A court in Delhi on Monday granted bail to former Indian Air Force (IAF) chief SP Tyagi, accused of receiving and facilitating bribes in a Rs 3,727-crore deal aimed at buying AgustaWestland choppers for ferrying government dignitaries.

Central Bureau of Investigation (CBI) special judge Arvind Kumar allowed Tyagi’s bail application and asked him to furnish a personal bond of Rs 2 lakh and surety of like amount. The court will hear the bail plea of the other two accused — Sanjeev Tyagi, SP Tyagi’s cousin, and lawyer Gautam Khaitan — on January 4.

Their arrests earlier in December came nearly three years after India scrapped the contract for 12 AW-101 VVIP choppers following allegations of corruption. This was the first time a retired service chief had been arrested in India’s military history.

In an FIR filed in March 2013, the CBI had named 13 people – including the former air force chief; his cousins Sanjeev alias Julie, Rajeev alias Docsa and Sandeep; three alleged middlemen Carlo Gerosa, Christian Michel and Guido Haschke; former Union minister Santosh Bagrodia’s brother Satish Bagrodia; IDS Infotech managing director Partap Aggarwal; Aeromatrix CEO Praveen Bakshi; former Finmeccanica chairman Giuseppe Orsi; former AgustaWestland CEO Bruno Spagnolini; and IDS Infotech legal advisor Gautam Khaitan – as the accused in the case.
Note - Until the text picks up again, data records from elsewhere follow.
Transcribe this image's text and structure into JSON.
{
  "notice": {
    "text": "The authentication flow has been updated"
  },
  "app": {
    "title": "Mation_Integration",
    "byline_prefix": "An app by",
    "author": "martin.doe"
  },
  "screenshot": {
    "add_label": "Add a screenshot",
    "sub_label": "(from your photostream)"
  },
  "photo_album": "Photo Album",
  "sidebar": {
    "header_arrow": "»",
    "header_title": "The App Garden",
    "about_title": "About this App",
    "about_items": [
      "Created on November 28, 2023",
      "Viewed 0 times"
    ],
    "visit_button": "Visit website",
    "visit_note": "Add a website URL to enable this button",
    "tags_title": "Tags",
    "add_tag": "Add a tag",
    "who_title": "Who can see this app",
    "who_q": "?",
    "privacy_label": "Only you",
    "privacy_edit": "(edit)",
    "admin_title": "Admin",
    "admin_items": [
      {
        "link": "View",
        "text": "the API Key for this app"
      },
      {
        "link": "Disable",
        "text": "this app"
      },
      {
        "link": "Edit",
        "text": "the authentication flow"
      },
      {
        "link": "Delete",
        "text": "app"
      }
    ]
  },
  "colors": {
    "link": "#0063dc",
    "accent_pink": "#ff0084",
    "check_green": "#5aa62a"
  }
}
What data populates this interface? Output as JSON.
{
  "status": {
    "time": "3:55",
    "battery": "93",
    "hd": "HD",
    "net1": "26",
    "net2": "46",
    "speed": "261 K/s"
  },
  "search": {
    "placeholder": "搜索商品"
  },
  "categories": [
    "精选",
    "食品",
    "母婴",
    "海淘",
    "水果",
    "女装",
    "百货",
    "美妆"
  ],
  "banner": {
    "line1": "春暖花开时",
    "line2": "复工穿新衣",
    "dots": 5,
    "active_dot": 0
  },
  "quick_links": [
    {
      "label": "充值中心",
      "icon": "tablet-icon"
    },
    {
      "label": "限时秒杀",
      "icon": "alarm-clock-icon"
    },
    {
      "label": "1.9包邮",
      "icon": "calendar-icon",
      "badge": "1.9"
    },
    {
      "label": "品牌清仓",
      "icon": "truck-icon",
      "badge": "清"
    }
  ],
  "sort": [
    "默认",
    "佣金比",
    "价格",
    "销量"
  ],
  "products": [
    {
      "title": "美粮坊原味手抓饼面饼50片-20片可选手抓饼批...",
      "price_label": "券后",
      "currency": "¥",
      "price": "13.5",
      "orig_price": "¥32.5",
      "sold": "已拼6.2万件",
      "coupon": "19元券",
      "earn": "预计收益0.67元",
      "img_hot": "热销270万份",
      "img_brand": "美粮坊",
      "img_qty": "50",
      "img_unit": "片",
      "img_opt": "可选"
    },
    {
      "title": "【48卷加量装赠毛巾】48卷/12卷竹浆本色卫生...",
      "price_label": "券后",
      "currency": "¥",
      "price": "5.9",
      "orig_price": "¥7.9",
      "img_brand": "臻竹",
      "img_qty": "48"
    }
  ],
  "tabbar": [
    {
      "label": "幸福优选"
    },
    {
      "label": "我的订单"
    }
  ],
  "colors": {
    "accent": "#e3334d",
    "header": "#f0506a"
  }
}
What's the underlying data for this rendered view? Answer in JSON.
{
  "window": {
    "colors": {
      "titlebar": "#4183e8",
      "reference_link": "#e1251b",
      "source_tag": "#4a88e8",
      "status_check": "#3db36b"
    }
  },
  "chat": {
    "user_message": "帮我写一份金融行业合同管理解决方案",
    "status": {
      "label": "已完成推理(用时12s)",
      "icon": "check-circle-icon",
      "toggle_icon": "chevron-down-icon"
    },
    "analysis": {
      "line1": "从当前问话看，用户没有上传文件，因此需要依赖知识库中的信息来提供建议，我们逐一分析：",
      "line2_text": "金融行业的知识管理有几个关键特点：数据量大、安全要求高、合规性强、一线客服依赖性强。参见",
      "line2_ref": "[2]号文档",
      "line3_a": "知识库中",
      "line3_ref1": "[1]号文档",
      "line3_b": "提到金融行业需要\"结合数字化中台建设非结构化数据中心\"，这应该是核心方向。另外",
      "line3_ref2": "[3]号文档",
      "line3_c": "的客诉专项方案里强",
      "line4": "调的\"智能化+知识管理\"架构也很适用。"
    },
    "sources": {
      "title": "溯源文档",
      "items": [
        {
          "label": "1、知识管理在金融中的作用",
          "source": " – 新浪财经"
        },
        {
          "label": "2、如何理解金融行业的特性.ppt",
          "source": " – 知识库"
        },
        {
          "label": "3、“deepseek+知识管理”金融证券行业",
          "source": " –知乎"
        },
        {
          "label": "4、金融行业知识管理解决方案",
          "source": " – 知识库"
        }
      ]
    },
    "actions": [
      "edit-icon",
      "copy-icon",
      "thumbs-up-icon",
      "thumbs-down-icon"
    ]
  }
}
Six companies – Italy based Finmeccanica, its UK-based subsidiary AgustaWestland, Mohali-based IDS Infotech, Chandigarh-based Aeromatrix, IDS Tunisia and IDS Mauritius – also figured in the report.

Investigations gathered pace after an Italian court of appeals pointed fingers at 71-year-old Tyagi in April 2016, observing that there were “unmistakable indications of corruption” by an Indian officer. The VVIP chopper case also led to several disruptions in Parliament. The matter was taken up in both the houses this May.

Defence minister Manohar Parrikar had said in the Lok Sabha that some members of the UPA government were the real beneficiaries, while Tyagi only received “chillar” – or small change – from the scam.